The functional role of B cell antigen receptor stimulation and IL-4 in the generation of human memory B cells from germinal center B cells.

Abstract

The germinal center (GC) is an anatomical site where memory B cells are generated. Ag-Ab complexes presented by follicular dendritic cells in GC select precursors of memory B cells. Using a unique in vitro experimental system in which the survival of GC B cells is supported by a defined follicular dendritic cell-like cell line, we investigated the effects of B cell Ag receptor (BCR) stimulation and IL-4 on the memory B cell generation from centroblasts. IL-4 is reported to be critical for GC formation. Centroblasts differentiated to centrocytes during the culture period of 3 days as demonstrated by the down-regulation of CD77 expression and induction of CD44 as well as Bcl-2 expression.
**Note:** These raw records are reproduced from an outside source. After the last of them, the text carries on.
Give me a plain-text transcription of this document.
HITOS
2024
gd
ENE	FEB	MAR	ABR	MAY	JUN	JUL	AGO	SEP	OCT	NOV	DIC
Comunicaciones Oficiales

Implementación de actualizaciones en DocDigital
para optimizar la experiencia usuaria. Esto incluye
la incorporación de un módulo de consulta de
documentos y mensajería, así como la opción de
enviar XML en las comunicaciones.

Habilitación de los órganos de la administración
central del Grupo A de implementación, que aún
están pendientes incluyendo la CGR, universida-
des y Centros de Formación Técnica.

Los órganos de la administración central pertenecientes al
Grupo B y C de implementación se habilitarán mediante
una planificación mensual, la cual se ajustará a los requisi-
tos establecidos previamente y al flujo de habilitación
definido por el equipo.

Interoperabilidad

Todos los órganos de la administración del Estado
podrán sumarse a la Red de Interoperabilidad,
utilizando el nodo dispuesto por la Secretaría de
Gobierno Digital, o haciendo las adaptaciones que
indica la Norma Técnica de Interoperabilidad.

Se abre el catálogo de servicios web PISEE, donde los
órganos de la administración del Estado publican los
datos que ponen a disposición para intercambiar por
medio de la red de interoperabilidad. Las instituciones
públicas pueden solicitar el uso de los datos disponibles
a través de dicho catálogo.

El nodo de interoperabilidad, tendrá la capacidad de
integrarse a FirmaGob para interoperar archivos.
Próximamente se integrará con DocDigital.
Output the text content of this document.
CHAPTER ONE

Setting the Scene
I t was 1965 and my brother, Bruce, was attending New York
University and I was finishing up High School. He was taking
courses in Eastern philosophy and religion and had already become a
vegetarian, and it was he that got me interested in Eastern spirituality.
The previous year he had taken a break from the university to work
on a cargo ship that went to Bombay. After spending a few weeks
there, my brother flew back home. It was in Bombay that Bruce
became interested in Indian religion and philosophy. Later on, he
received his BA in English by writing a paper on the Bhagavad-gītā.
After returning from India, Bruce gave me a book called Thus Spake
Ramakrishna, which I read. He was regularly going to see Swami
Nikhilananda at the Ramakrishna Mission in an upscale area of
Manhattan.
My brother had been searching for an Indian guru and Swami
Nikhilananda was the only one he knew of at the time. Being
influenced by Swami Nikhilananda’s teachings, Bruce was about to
The transition of centroblast to centrocyte was enhanced by BCR stimulation and IL-4. Upon further culture, the centrocytes differentiated to memory B cells, a process that was enhanced by BCR stimulation and IL-4. The presence of IL-4 in the culture did not increase the number of plasma cells. These experimental data provide formal in vitro evidence that Ags in GC may participate not only in the selection but also in the expansion of memory B cells and that IL-4 is a growth factor promoting this expansion.